NEW YORK – Passers-by on the corner of Brooklyn’s 8th Avenue and Garfield Place this week couldn’t have missed the box-shaped hut outside of Congregation Beth Elohim, and on it, the words “We too were refugees.”
As synagogues across New York City have put up traditional succas for the holiday, the Park Slope neighborhood congregation decided to reconnect to the core meaning of Succot and use the opportunity to address what some have called the biggest issue of the decade: the refugee crisis.
The succa, built to resemble a refugee tent, shelters a long rectangular table, and on the walls, painted light green, small screens have been put up to display pictures and stories of five of the record number of 65 million refugees and displaced persons in the world today.
Congregation Beth Elohim is one of some 200 synagogues that have joined the Jewish organization HIAS, which is dedicated to protecting and helping refugees, in promoting its Welcome Campaign.
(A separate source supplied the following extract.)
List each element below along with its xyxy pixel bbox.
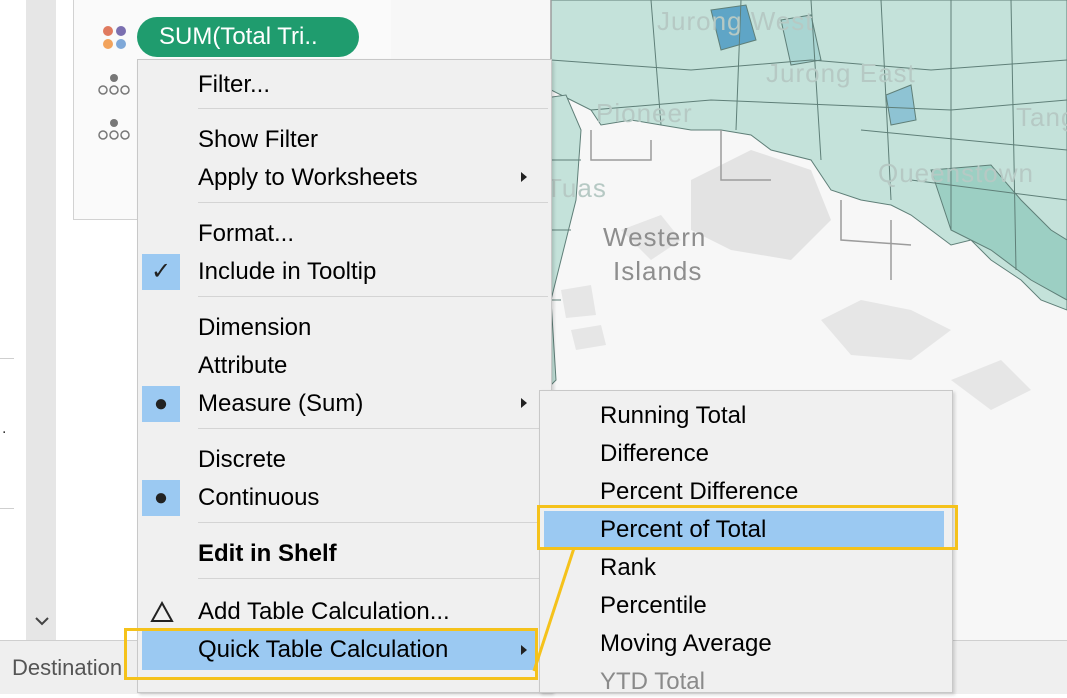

HIAS, which uses the motto “Welcome the Stranger, Protect the Refugee,” has been operating for over 130 years. It was founded in 1881 to assist Jews fleeing pogroms in Russia and Eastern Europe and resettling in the United States.
Since then, and particularly after the State of Israel was established and Jews no longer had to be refugees, HIAS’s activities have expanded to the larger refugee population.
The organization has become known as the US Jewish community’s voice on refugee issues.
By joining the Welcome Campaign, congregations like Beth Elohim pledge to take action and educate others about refugees, raising money for them and welcoming them into their own communities.
“Over the last year, many different populations in the United States Jewish community have really awoken to the global refugee crisis in a new way,” Rabbi Rachel Grant Meyer, the director of education for community engagement at HIAS, told The Jerusalem Post
The Succot holiday, she added, is “a particularly meaningful moment to be talking about refugees.
“This is a holiday where Jews wrestle with and turn our awareness to our own fragility and to the impermanence of shelter. There is a natural connection between the way we are supposed to observe this holiday and the stories of contemporary refugees, who are definitely people who are aware of their own fragility,” she explained.
In creating the refugee- themed succa in Brooklyn, Meyer said congregants get to reconnect with the true meaning of the holiday in a relevant way.
“Because of the tradition of inviting guests, or ‘ushpizin’ into the succa, we wanted to create a set of materials that would allow those celebrating the holiday to bring the stories, the actual words of refugees, into their succa as modern ushpizin,” she told the Post.
Designer Jennifer Hanlin, who created the succa, explained that her goal was to build something that would make people discuss the meaning of a succa, while making sure the basic religious elements of it were maintained.
“When you go to HIAS’s website, or even the United Nations websites about refugees, there is a lot of content and all of it is so important,” she said. “Originally, we had thought about putting portraits of refugees on the wall, but the content became so meaningful, so I thought about slide shows where you watch the screen and absorb layers of information.
“I wanted for people to feel a sense of intimacy with the stories,” Hanlin added. “You actually have to come close to the screen to really get the information, and I think that bringing your body close to the screen is an intimate experience.”
She kept some of the playful elements of a tent for children to enjoy, such as the curtains and the child-size opening at the back of the succa, while appealing to adults with the significance of the construction and inscriptions on each side.
Meyer said the succa at Congregation Beth Elohim is really a microcosm of a larger movement that has been unfolding over the past year among the Jewish community, which has been more and more open to learning about the ongoing refugee crisis, and even getting involved.
“More than anything else in the Torah, we learn that we have a responsibility to welcome the stranger, and not just to welcome them but also to protect and to love the stranger,” she told the Post
. “That is really a foremost value of Jewish tradition, and unlike the other commandments in the Torah, we are actually given a reason for why we are supposed to welcome and love the stranger, and that is because we were strangers in the land of Egypt.”
Meyer added that the role of the Jewish community in helping refugees can be of great importance today.
“We’re in a unique moment,” she said. “This is the first time in history where Jews aren’t predominantly the refugees themselves, but we are really uniquely positioned to be able to help refugees today.”
Carla Weiss, a member of the Beth Elohim Congregation who helped create the presentations inside the succa, said the project has made her more curious about refugees.
“The stories that I read were so compelling because they put a face to the refugee crisis,” she said. “I’m definitely much more engaged, much more interested and willing to find out how I can help now.
“Being reminded about what it’s like to not have a home, especially with the political climate right now, now more than ever, it’s a great time for Jews to think how they can give back and share,” Weiss added. “The succa is our home for the week, everyone should have a home.”